After Judge Longmire’s call on Friday evening, Dwight and I spent half of Saturday walking around my small two-bedroom house out here on the family farm, trying to decide where to add on a new and larger master bedroom so that we could keep my old one in permanent readiness for his son. I hadn’t seen Cal since Dwight told him about us, but he’s a nice little boy and we get along just fine every time Dwight brings him out to swim in the pond or to ride the horses or the four-wheelers my nieces and nephews are variously addicted to.

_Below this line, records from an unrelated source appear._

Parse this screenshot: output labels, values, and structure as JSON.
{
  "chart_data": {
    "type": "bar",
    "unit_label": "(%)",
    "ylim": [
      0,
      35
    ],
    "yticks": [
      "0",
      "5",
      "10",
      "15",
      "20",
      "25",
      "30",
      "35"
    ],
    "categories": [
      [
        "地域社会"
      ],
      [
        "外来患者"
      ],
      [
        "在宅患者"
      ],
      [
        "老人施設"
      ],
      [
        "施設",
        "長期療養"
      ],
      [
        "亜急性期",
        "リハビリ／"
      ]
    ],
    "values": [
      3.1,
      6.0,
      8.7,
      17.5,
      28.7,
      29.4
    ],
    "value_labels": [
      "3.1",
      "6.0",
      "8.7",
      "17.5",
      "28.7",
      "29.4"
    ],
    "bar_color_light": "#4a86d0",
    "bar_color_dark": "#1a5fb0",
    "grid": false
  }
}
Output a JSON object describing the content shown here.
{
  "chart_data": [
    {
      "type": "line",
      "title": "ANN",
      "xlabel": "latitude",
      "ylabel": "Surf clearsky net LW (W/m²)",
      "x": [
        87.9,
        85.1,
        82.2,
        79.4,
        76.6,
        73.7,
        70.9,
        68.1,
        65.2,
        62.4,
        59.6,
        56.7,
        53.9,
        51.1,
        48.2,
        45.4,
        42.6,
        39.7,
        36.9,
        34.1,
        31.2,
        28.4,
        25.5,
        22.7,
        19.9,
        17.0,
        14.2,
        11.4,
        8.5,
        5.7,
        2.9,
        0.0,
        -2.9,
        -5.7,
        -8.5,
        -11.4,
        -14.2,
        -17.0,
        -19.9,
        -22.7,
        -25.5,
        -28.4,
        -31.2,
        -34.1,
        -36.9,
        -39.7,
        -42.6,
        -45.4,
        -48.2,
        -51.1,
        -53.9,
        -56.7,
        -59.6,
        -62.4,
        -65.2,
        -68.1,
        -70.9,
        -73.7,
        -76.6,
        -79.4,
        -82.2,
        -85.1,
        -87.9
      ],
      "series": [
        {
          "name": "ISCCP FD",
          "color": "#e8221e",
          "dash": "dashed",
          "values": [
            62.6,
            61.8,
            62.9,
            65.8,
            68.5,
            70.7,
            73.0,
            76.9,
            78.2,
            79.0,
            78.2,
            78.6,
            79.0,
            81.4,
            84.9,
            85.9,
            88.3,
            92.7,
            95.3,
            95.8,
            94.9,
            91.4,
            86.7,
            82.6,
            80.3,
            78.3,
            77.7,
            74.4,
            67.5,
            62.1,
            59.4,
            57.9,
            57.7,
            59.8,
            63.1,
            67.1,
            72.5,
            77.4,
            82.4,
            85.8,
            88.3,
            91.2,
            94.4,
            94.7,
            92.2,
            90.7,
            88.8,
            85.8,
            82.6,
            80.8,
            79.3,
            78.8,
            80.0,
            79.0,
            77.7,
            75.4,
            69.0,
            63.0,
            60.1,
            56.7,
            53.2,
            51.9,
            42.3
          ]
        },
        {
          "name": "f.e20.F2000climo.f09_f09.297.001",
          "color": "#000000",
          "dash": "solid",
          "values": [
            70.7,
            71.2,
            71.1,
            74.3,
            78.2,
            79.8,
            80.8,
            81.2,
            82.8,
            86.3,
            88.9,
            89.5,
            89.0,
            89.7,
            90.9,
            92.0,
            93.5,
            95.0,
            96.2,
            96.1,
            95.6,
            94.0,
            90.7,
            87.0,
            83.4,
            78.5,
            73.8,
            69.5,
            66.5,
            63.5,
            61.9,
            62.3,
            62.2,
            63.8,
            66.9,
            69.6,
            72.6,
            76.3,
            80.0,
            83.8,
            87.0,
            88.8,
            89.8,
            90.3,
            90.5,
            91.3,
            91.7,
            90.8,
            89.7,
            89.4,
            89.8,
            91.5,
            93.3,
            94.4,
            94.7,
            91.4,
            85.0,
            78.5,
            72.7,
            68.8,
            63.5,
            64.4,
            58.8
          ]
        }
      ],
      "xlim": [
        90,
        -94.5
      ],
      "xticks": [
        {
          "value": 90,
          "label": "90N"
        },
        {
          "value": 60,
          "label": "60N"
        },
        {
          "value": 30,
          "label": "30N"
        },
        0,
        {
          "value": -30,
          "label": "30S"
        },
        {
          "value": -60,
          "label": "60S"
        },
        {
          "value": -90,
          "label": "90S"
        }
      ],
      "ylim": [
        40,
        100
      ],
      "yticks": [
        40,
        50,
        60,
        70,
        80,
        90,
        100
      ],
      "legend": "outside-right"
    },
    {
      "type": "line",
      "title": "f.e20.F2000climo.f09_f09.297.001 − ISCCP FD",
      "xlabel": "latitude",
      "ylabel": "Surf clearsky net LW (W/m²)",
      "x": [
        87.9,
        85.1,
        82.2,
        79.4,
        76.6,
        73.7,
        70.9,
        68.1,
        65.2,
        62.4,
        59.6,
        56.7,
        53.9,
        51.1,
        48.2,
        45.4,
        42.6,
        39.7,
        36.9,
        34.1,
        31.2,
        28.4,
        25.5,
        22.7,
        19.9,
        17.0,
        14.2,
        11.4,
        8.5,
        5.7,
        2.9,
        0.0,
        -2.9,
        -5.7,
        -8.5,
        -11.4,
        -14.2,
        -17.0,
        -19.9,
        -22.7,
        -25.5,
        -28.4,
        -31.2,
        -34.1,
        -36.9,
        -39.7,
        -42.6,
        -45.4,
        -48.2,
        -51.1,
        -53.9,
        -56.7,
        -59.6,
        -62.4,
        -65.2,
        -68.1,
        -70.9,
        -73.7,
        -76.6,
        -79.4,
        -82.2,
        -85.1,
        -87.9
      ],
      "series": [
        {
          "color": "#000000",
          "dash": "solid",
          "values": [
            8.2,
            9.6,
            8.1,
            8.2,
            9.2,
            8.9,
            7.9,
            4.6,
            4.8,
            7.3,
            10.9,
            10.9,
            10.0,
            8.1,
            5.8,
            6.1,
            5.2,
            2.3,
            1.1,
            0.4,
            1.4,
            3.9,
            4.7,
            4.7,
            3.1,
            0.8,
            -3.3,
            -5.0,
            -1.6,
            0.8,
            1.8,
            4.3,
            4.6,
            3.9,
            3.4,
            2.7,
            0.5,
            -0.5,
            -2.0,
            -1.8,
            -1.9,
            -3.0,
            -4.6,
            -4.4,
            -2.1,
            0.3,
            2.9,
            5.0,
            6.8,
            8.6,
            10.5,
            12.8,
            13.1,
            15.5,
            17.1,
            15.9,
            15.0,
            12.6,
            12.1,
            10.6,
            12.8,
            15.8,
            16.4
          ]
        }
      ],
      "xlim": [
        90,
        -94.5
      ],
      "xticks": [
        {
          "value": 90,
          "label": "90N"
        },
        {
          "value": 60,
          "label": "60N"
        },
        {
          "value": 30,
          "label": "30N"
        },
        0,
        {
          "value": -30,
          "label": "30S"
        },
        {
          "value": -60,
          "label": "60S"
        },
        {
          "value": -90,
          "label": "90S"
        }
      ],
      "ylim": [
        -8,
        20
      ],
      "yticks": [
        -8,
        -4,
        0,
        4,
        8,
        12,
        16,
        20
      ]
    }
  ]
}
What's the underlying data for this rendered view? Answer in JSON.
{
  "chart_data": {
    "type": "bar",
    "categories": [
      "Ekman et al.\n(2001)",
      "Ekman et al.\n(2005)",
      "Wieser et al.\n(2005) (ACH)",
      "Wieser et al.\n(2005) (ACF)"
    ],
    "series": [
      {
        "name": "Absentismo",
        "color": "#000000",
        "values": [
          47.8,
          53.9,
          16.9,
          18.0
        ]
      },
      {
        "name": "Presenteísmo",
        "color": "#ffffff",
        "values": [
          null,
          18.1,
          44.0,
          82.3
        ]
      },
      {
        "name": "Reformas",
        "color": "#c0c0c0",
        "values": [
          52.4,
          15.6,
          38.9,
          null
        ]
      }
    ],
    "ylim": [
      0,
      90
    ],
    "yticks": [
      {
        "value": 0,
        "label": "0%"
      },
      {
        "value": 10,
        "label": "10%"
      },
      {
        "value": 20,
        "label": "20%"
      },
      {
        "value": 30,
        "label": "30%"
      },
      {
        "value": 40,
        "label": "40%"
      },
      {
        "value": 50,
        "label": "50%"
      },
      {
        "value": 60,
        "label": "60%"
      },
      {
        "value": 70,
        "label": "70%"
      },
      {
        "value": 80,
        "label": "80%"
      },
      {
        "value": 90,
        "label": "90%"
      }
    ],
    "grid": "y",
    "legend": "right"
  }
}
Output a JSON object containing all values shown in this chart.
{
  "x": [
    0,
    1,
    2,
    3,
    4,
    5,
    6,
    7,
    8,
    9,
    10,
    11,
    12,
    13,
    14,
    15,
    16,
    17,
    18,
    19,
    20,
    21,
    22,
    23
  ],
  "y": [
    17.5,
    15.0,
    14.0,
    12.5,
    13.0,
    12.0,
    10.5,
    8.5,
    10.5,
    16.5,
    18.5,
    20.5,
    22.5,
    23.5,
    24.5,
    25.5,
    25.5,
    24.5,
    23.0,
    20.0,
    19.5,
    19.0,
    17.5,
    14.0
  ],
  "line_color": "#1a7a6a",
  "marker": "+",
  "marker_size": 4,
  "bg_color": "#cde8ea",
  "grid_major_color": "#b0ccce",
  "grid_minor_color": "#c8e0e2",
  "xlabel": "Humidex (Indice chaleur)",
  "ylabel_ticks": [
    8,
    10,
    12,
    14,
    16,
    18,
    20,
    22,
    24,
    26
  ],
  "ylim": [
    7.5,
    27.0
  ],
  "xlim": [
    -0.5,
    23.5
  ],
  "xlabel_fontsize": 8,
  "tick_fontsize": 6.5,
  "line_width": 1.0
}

Even though my house sits a half-mile off the nearest road, I’ve never had a chance to feel isolated. The farm is crisscrossed with dirt lanes that the whole family use as shortcuts or racetracks, and April spotted us on her way over to Daddy’s with a sweet potato pie still warm from the oven. April moves walls the way other women move furniture, and my brother Andrew grumbles that he never knows from one month to the next whether he’ll get up some night to go to the bathroom and find their bedroom moved to the other side of the house before he can get back. Nevertheless, she made some sensible suggestions about water lines and septic tanks before she left, and so did Seth and Will when they came by after lunch looking for Haywood, who showed up a few minutes later on one of the farm’s smaller tractors.

Will’s the one who actually built my house, and Seth can find his way around a blueprint, too, but Haywood knows precious little beyond the basics. Didn’t stop him from telling us what he’d do if it was him, though. Or Robert either, who had tired of waiting for Haywood to bring the tractor over and had come to find him.

I excused myself to go do laundry and they were still at it two loads later.

Carrying a fresh jug of iced tea and a half-dozen plastic cups, I rejoined them in time to hear Robert say, “—and build it from right there.”

“Or we could just build a new house in Maine,” I said, setting the jug and cups on the back of the tractor.

Will and Dwight laughed as I perched cross-legged on the open tailgate of Dwight’s pickup to pour them tea. Robert and Haywood didn’t get it.